Incluso antes de que el día amanezca, quien desea y busca a Dios con todo el anhelo ya se ha puesto en marcha. "Me adelanto a la aurora pidiendo auxilio, / esperando tus palabras", leemos en el salmo dedicado a celebrar el amor de Dios mostrado en la Ley (Sal 119,147). Después de una larga espera nocturna, entregada a la oración, el orante está se­guro de que Dios responderá, quién sabe si a través de un oráculo sacerdotal. Los ojos del fiel vigilan. Ven cómo va disipándose la noche. Las primeras luces del día asoman tímidamente por el hori­zonte. Es el tiempo propicio para esperar la palabra del Señor, mientras los labios del creyente van susurrando la ley y su corazón vibra de Esperanza. Quien así se sitúa ante Dios, sea cual sea la circuns­tancia en la que vive, actúa como el cen­tinela, que espera la llegada de la aurora: "Mi vida aguarda a mi Dueño, / más que el centinela la aurora; ¡más que el centi­nela la aurora…!" (Sal 130,6). ¡Cuánto anhelo tras esta repetida exclamación! La imagen es gráfica e intensa. Nos evo­ca el diálogo que leemos en Isaías: "Cen­tinela, ¿qué queda de la noche? Centine­la, ¿qué queda de la noche?" -se le pre­gunta al vigía-, y éste responde: "Viene la mañana" (Is 21,11-12). El orante se ha constituido en centinela. Ha pasado la noche en vigilia, y acaso confiando, por aquello que celebra el salmo del peregri­no en el templo: Quien vive a la sombra del Omnipotente, "no temerá el espanto nocturno, / ni la flecha que vuela a me­diodía" (Sal 91,5).
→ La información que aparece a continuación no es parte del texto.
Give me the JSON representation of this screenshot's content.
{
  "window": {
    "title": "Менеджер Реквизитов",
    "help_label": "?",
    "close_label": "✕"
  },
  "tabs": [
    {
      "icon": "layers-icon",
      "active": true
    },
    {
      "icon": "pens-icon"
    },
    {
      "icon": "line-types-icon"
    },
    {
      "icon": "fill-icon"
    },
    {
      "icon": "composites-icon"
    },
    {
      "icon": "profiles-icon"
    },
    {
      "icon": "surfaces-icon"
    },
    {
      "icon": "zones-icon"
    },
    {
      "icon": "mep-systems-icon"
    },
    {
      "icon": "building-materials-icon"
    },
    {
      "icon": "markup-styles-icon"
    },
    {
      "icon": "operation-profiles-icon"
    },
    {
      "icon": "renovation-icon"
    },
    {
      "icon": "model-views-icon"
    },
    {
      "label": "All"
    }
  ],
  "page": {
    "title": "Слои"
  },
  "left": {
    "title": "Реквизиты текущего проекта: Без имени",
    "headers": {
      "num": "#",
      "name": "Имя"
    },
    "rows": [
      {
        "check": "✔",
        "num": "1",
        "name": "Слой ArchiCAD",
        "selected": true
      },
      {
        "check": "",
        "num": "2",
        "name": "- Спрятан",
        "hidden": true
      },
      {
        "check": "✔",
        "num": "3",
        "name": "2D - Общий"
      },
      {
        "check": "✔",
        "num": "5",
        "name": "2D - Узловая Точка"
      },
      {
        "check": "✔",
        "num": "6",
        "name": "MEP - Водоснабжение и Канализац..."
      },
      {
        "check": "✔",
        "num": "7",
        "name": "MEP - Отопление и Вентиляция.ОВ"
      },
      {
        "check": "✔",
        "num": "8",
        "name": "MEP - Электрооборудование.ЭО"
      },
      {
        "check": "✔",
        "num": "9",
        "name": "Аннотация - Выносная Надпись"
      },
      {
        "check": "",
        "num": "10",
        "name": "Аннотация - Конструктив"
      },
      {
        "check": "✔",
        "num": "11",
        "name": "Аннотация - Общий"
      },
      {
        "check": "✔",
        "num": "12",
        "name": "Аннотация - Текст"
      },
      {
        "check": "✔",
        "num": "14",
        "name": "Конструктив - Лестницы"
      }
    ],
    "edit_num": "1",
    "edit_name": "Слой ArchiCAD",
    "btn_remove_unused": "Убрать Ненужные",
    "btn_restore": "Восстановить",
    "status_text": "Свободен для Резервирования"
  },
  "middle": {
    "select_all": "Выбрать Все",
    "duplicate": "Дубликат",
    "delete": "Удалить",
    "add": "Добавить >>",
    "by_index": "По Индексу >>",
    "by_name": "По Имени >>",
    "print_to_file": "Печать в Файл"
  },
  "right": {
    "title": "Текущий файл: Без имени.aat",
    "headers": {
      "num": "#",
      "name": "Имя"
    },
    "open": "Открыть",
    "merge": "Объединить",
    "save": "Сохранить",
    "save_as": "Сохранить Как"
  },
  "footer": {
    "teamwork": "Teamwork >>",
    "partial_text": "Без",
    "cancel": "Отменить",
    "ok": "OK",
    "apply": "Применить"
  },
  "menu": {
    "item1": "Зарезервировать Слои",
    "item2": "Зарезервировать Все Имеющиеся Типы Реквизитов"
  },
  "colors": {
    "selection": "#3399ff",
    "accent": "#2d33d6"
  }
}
Sean cuales fueren los peligros noc­turnos o matutinos, Dios protege y cuida al creyente. Éste se ha constituido en centinela que está al acecho de la huida de las tinieblas y de la llegada de la luz. Tagore lo expresaba bellamente en su ofrenda lírica: "Mi delicia es esperar y espiar al borde del camino, por donde la luz sigue a la sombra… El aire se llena del perfume de la promesa. Sé que lle­gará el momento feliz, y yo lo veré" (XLIV). ¡Yo lo veré…! ¿Qué verá el cen­tinela? ¿Qué contemplará el espía al bor­de del camino, por el que viene la luz tras las tinieblas?

De momento recordemos que la maña­na es un buen momento para expresar el deseo anhelante de Dios; un deseo incon­tenible y sustancial. Aunque con el nuevo día sea posible todo tipo de esperanza, el dolor y la angustia pueden abarcar tam­bién el amanecer y prolongarse a lo largo
del día. No es tiempo de callar, sino de clamar; que todo el cuerpo se convierta en oración. Habrá una mañana para quien espera al Señor. Dios responderá, mien­tras la fragancia de la promesa divina se esparce por los caminos.